Steps of Carbocation Formation

  1. Proton Transfer: Proton transfer occurs, generating a protonated alcohol and a molecule of water, enhancing the leaving capacity of the -OH group.

  2. Carbocation Intermediate Formation: Water leaves, resulting in a secondary carbocation indicative of the alcohol's structure.

Stability Considerations

  • Carbocation Stability Hierarchy: Tertiary carbocations are more stable than secondary due to hyperconjugation and inductive effects, prompting rearrangement:

    • Rearrangement of Secondary Carbocation: A methyl group from the adjacent carbon can migrate to the positively charged secondary carbon, resulting in the more stable tertiary carbocation formation.

Product Formation

Pathways of Elimination Reactions

  • Following formation of the stable tertiary carbocation, two pathways of elimination reaction can initiate:

    • Pathway A: Elimination (loss) of a beta hydrogen to yield the major product - the tetra-substituted alkene, characterized by maximum substitution.
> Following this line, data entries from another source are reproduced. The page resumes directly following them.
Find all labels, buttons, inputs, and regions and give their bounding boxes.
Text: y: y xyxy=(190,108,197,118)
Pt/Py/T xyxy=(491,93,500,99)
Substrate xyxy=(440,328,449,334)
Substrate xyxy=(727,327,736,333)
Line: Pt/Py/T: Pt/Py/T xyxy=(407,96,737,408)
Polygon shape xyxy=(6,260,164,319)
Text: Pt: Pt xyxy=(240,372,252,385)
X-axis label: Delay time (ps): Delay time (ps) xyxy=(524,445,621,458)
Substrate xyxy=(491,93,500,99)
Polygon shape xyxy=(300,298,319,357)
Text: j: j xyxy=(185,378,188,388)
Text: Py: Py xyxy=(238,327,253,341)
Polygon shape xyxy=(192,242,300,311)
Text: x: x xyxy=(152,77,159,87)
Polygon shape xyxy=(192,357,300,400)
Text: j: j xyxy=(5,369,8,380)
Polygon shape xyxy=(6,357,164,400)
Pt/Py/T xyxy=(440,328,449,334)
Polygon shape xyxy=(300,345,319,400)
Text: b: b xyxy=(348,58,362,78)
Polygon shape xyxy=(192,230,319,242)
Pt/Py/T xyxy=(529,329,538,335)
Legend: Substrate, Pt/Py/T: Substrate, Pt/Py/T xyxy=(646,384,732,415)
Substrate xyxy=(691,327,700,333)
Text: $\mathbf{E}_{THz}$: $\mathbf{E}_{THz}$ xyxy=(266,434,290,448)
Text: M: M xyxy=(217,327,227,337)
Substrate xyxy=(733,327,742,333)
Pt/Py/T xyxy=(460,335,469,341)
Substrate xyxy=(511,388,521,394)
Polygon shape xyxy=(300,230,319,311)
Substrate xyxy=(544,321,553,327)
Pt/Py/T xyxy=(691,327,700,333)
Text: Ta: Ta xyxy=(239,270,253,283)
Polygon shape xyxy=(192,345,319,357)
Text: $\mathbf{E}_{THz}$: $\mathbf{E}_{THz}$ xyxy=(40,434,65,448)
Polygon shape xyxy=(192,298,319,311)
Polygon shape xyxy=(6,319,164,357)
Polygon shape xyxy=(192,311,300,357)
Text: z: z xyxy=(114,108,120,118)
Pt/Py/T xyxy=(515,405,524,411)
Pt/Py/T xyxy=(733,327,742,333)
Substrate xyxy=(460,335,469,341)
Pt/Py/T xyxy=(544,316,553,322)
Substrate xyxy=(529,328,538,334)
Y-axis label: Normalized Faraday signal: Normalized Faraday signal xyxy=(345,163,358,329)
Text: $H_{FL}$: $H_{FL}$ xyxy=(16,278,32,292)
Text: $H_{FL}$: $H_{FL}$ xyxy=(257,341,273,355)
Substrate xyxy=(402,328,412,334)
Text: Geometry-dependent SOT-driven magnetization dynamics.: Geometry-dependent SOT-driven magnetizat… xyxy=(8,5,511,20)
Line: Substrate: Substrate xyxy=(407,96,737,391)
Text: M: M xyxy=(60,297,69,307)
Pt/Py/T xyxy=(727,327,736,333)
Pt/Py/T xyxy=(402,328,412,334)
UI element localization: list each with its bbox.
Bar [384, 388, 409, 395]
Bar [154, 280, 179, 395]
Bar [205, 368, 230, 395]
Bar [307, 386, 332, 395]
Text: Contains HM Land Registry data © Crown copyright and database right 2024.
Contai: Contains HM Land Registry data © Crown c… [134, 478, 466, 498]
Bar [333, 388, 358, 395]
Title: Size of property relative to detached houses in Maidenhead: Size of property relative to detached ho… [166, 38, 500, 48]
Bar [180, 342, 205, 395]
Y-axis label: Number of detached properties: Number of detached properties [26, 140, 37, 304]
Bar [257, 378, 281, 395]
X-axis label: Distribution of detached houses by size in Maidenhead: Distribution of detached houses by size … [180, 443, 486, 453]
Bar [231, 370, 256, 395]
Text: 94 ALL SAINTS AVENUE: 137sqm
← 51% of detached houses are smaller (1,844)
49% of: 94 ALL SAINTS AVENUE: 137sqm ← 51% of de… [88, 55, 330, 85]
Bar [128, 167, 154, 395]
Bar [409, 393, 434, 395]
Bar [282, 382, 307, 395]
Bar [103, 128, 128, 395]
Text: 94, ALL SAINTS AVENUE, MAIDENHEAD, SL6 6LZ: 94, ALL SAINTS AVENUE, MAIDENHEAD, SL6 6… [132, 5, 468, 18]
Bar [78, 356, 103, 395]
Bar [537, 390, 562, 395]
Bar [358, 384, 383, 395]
    • Pathway B: Elimination of an alternative beta hydrogen leads to a less favorable minor product, which is a disubstituted alkene.

Stability of Alkene Products

  • Tetra-Substituted Alkene (Major Product): This product is notably more thermodynamically stable compared to the disubstituted alkene due to the principles governing alkene stability (Zaitsev's rule), favoring more substituted alkenes.

Carbocation Migratory Shifts

Common Types of Shifts

  • Methyl Shift (Methanide Shift): Methyl group migration to create a more stable tertiary carbocation from a secondary one.

  • Hydride Shift: Migration of a hydrogen atom can also lead to stability enhancement, contributing to forming a tertiary carbocation.

Mechanism of Shifts

In scenarios where both shifts can occur, the migratory shift that leads to the formation of the most stable carbocation will predominate, thus influencing the major product formation.

Clarification on Alcohol Dehydration

Primary Alcohols and E2 Mechanisms

  • Although primary alcohols typically do not favor carbocation formation due to steric hindrance, dehydration can still result in rearranged products through E2 mechanisms.

    • In the E2 pathway, the formation of a less substituted alkene may occur initially; however, once protonation happens on the alkene, the formation of a stable tertiary carbocation can induce rearrangement, yielding a more substituted and stable alkene as the ultimately observed product.

Conclusion

This detailed analysis emphasizes the pivotal role of carbocation stability and the potential for rearrangements when forecasting the outcomes of dehydration reactions involving alcohols, regardless of their classifications as primary, secondary, or tertiary. Understanding these fundamentals is essential for predicting reaction pathways and product formation with accuracy.